Yes, the ‘get-to-know-you’ dinner-party scene that Uhura (Celia Rose Gooding) attends is precisely that, the audience‘s first opportunity to see many of the ensemble react away from their stations and in a more relaxed capacity. It’s likely that Pike would have a passing knowledge of the people under his command, but he has a tradition of engaging them about their hopes and dreams – and he seems genuinely intrigued with the specific choices that led Uhura to the Enterprise. She admits that despite her incredible language skills and high-scoring academy-training which is all on the record – it wasn’t out of a sense of pure commitment to Star Fleet per se (perhaps, Spock notes, not the wisest admission from a level-entry crew-member who has just beaten others to a much-sought-after position). But she reveals that it was a love of language and her desire to explore that led her here and Pike notes that being where you feel you can do the most good is important. Of course, Uhura is right where she needs to be to make the life or death difference in this week’s problem and that’s likely to be a motif as we cycle through the main players each getting their turn in the spotlight. But it’s a good place to start given that Nichelle Nicholls’ original incarnation was beloved but not always the best developed in a show built most around Kirk, Spock and Bones.
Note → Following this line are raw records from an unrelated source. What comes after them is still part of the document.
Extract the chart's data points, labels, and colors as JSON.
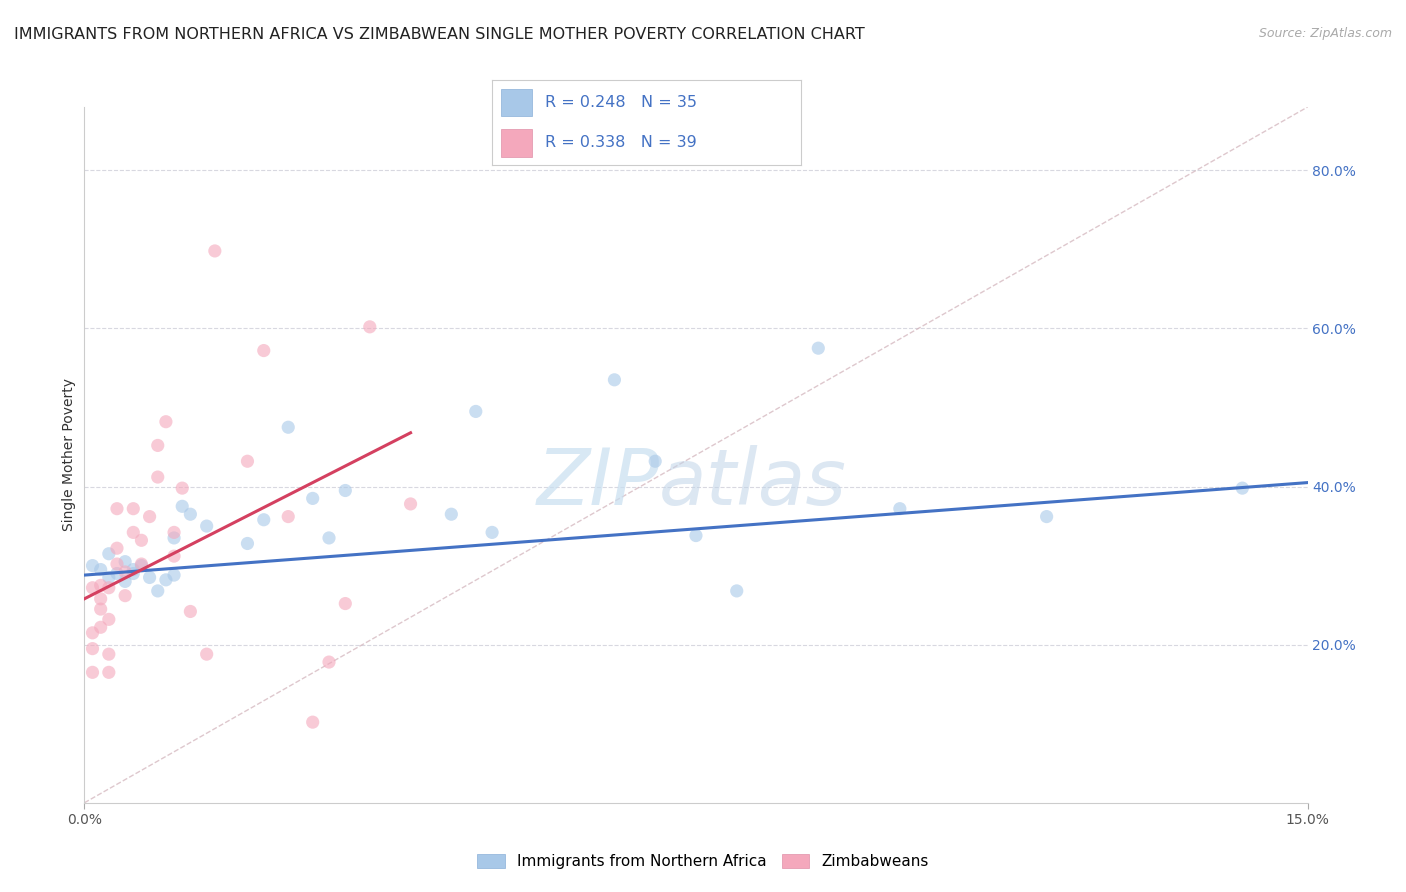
{
  "title": "IMMIGRANTS FROM NORTHERN AFRICA VS ZIMBABWEAN SINGLE MOTHER POVERTY CORRELATION CHART",
  "source": "Source: ZipAtlas.com",
  "ylabel": "Single Mother Poverty",
  "x_min": 0.0,
  "x_max": 0.15,
  "y_min": 0.0,
  "y_max": 0.88,
  "legend1_R": "0.248",
  "legend1_N": "35",
  "legend2_R": "0.338",
  "legend2_N": "39",
  "legend_label1": "Immigrants from Northern Africa",
  "legend_label2": "Zimbabweans",
  "y_ticks": [
    0.2,
    0.4,
    0.6,
    0.8
  ],
  "y_tick_labels": [
    "20.0%",
    "40.0%",
    "60.0%",
    "80.0%"
  ],
  "x_tick_positions": [
    0.0,
    0.15
  ],
  "x_tick_labels": [
    "0.0%",
    "15.0%"
  ],
  "blue_color": "#a8c8e8",
  "pink_color": "#f4a8bc",
  "blue_line_color": "#4472c4",
  "pink_line_color": "#d44060",
  "watermark_part1": "ZIP",
  "watermark_part2": "atlas",
  "blue_scatter_x": [
    0.001,
    0.002,
    0.003,
    0.003,
    0.004,
    0.005,
    0.005,
    0.006,
    0.006,
    0.007,
    0.008,
    0.009,
    0.01,
    0.011,
    0.011,
    0.012,
    0.013,
    0.015,
    0.02,
    0.022,
    0.025,
    0.028,
    0.03,
    0.032,
    0.045,
    0.048,
    0.05,
    0.065,
    0.07,
    0.075,
    0.08,
    0.09,
    0.1,
    0.118,
    0.142
  ],
  "blue_scatter_y": [
    0.3,
    0.295,
    0.285,
    0.315,
    0.29,
    0.305,
    0.28,
    0.29,
    0.295,
    0.3,
    0.285,
    0.268,
    0.282,
    0.288,
    0.335,
    0.375,
    0.365,
    0.35,
    0.328,
    0.358,
    0.475,
    0.385,
    0.335,
    0.395,
    0.365,
    0.495,
    0.342,
    0.535,
    0.432,
    0.338,
    0.268,
    0.575,
    0.372,
    0.362,
    0.398
  ],
  "pink_scatter_x": [
    0.001,
    0.001,
    0.001,
    0.001,
    0.002,
    0.002,
    0.002,
    0.002,
    0.003,
    0.003,
    0.003,
    0.003,
    0.004,
    0.004,
    0.004,
    0.005,
    0.005,
    0.006,
    0.006,
    0.007,
    0.007,
    0.008,
    0.009,
    0.009,
    0.01,
    0.011,
    0.011,
    0.012,
    0.013,
    0.015,
    0.016,
    0.02,
    0.022,
    0.025,
    0.028,
    0.03,
    0.032,
    0.035,
    0.04
  ],
  "pink_scatter_y": [
    0.165,
    0.195,
    0.215,
    0.272,
    0.222,
    0.245,
    0.258,
    0.275,
    0.165,
    0.188,
    0.232,
    0.272,
    0.302,
    0.322,
    0.372,
    0.262,
    0.292,
    0.342,
    0.372,
    0.302,
    0.332,
    0.362,
    0.412,
    0.452,
    0.482,
    0.312,
    0.342,
    0.398,
    0.242,
    0.188,
    0.698,
    0.432,
    0.572,
    0.362,
    0.102,
    0.178,
    0.252,
    0.602,
    0.378
  ],
  "blue_trend_x": [
    0.0,
    0.15
  ],
  "blue_trend_y": [
    0.288,
    0.405
  ],
  "pink_trend_x": [
    0.0,
    0.04
  ],
  "pink_trend_y": [
    0.258,
    0.468
  ],
  "diag_line_x": [
    0.0,
    0.15
  ],
  "diag_line_y": [
    0.0,
    0.88
  ],
  "background_color": "#ffffff",
  "grid_color": "#d8d8e0",
  "title_fontsize": 11.5,
  "source_fontsize": 9,
  "axis_label_fontsize": 10,
  "tick_fontsize": 10,
  "scatter_alpha": 0.6,
  "scatter_size": 90,
  "right_tick_color": "#4472c4"
}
The gathering leads to a key moment when his own ‘Where do you want to be ten years from now?‘ question hits Pike him in a personal manner. He – and we – know that the future will see him horribly injured and incapacitated a decade hence, which as he notes to Rebecca Romijin’s Number One, robs life of a certain mystery. The show is going to need to find a balance with that… in these early episodes it’s key to remind us that the often jovial and sardonic Pike is also carrying a deep burden of foreknowledge, but it probably shouldn’t be a requisite weekly thing, more of a touchstone.
Jess Bush as Nurse Christine Chapelflirts gently with Spock and Bush could definitely be one to watch (next week’s episode swill see her front and centre). Bruce Horak, who plays Hemmer, also gets a good scene, introducing us more informally to the visually-impaired Aenar who is Head of Engineering. Horak himself is visually-impaired (the production were definitely looking for an actor with experience of the situation) and the scene plays out well – Horak telling Uhura that though he can’t see in the traditional sense, he still has finely-tuned other senses that make up for it. Given that he’s finely-cutting carrots for a meal and catches one of the vegetables Spock throws demonstrates his abilities and it all feels fun and interesting ‘observation’ of his condition rather than preachy.
The conclusion of the episode and its central problem is a little convoluted. The harmonic solution and key to the alien craft/comet’s language is something of a Close Encounters like trope, though decently paced through the episode as a way for Uhura to find her way (Discovery would likely have played out the dilemma in one brief scene or take a whole season, but it’s neither instantly solved or drawn out too long – just enough to fill most of the episode), but by the end it’s all mixed together with a climax more about foreknowledge and a handwavery mystical aspect that seems unconnected to music. It would have made more sense to tie the music into the endgame solution rather than have Spock take on a solo-mission save merely because Uhura had given him a window of opportunity.
It’s a case of so far, so good on the series. The format may sometimes feel safe but the show doesn’t feel boring and the return to a main ‘story-of-the-week’ aspect may be more ‘neat’ but could be a welcome chnage of pace given the badly-paced, sprawling one-story-seasons we’ve been seeing elsewhere.